Banyak proyek/program pemerintah
yang sudah dilakukan untuk mendorong pembangunan perekonomian masyarakat
pedesaan. Proyek/program tersebut dilakukan masing-masing departemen maupun
antar departemen. Pada umumnya proyek-proyek yang digulirkan masih pada
generasi pemberian bantuan fisik kepada masyarakat. Baik berupa sarana
irigasi, bantuan saprotan, mesin pompa, pembangunan sarana air bersihdan
sebagainya. Kenyataannya, ketika proyek berakhir maka keluaran proyek tersebut sudah
tidak berfungsi atau bahkan hilang. beberapa faktor yang mempengaruhi kegagalan
proyek tersebut antara lain, yaitu: (1) ketidak tepatan antara kebutuhan masyarakat
dan bantuan yang diberikan (2) paket proyek tidak dilengkapi dengan ketrampilan
yang mendukung (3) tidak ada kegiatan monitoring yang terencana (4)

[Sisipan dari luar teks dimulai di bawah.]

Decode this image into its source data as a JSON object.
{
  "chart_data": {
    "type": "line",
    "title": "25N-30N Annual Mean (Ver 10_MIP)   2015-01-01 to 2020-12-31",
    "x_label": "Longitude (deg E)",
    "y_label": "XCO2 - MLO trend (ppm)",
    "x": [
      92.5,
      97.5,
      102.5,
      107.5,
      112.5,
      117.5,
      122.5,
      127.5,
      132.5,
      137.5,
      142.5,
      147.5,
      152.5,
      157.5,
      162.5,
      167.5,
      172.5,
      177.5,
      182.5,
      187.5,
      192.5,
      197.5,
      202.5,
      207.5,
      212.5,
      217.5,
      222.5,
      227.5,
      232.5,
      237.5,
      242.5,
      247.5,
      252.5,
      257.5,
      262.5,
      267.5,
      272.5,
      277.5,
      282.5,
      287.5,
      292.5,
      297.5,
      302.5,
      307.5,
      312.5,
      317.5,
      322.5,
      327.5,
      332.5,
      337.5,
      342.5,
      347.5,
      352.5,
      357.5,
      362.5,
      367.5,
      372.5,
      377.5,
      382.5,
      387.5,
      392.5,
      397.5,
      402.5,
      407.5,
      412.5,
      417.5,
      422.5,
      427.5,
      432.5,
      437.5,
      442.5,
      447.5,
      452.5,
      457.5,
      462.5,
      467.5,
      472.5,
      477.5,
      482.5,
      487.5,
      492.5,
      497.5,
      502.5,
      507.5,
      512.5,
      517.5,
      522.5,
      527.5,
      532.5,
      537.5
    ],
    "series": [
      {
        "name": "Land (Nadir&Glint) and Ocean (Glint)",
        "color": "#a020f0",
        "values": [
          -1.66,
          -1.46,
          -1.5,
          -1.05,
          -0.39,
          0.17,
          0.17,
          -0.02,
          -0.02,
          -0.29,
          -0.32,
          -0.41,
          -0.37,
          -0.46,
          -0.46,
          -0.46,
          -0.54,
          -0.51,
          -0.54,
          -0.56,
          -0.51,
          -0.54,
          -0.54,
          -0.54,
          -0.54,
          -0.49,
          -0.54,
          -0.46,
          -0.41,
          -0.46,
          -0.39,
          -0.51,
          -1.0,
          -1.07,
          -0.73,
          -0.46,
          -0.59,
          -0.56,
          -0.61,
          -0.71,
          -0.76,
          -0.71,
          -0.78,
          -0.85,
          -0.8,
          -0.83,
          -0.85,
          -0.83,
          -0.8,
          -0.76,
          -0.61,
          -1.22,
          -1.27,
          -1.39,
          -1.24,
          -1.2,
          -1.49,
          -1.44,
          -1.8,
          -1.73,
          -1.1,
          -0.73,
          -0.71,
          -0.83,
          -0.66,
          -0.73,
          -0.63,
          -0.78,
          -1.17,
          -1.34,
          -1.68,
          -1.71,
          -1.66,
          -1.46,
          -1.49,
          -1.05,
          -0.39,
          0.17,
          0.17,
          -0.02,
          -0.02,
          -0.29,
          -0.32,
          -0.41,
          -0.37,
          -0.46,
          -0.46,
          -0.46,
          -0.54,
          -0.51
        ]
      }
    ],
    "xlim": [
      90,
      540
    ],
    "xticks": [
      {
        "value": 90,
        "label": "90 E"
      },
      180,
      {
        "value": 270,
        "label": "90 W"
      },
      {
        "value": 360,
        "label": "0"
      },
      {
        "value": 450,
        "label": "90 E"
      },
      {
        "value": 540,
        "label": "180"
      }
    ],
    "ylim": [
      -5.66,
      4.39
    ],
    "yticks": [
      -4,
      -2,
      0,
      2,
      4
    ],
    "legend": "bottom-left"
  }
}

tidak ada kelembagaan di tingkat masyarakat yang melanjutkan proyek.
Belajar dari berbagai kegagalan tersebut, generasi selanjutnya proyek-proyek
mulai dilengkapi dengan aspek lain seperti pelatihan untuk ketrampilan,
pembentukan kelembagaan di tingkat masyarakat, keberadaan petugas lapang,
melibatkan Lembaga Swadaya Masyarakat(LSM). Atau dengan kata lain beberapa
proyek dikelola dengan pendekatan pemberdayaan masyarakat. Dibandingkan dengan
generasi sebelumnya, hasil proyek lebih lama dimanfaatkan oleh masyarakat
bahkan berkembang memberikan dampak positif.
Pemberdayaan adalah bagian dari
paradigma pembangunan yang memfokuskan perhatiannya kepada semua aspek yang
prinsipil dari manusia di lingkungannya yakni mulai dari aspek intelektual
(Sumber Daya Manusia), aspek material dan fisik, sampai kepada aspek
manajerial. Aspek-aspek tersebut bisa jadi dikembangkan menjadi
aspek sosial-budaya, ekonomi, politik, keamanan dan lingkungan.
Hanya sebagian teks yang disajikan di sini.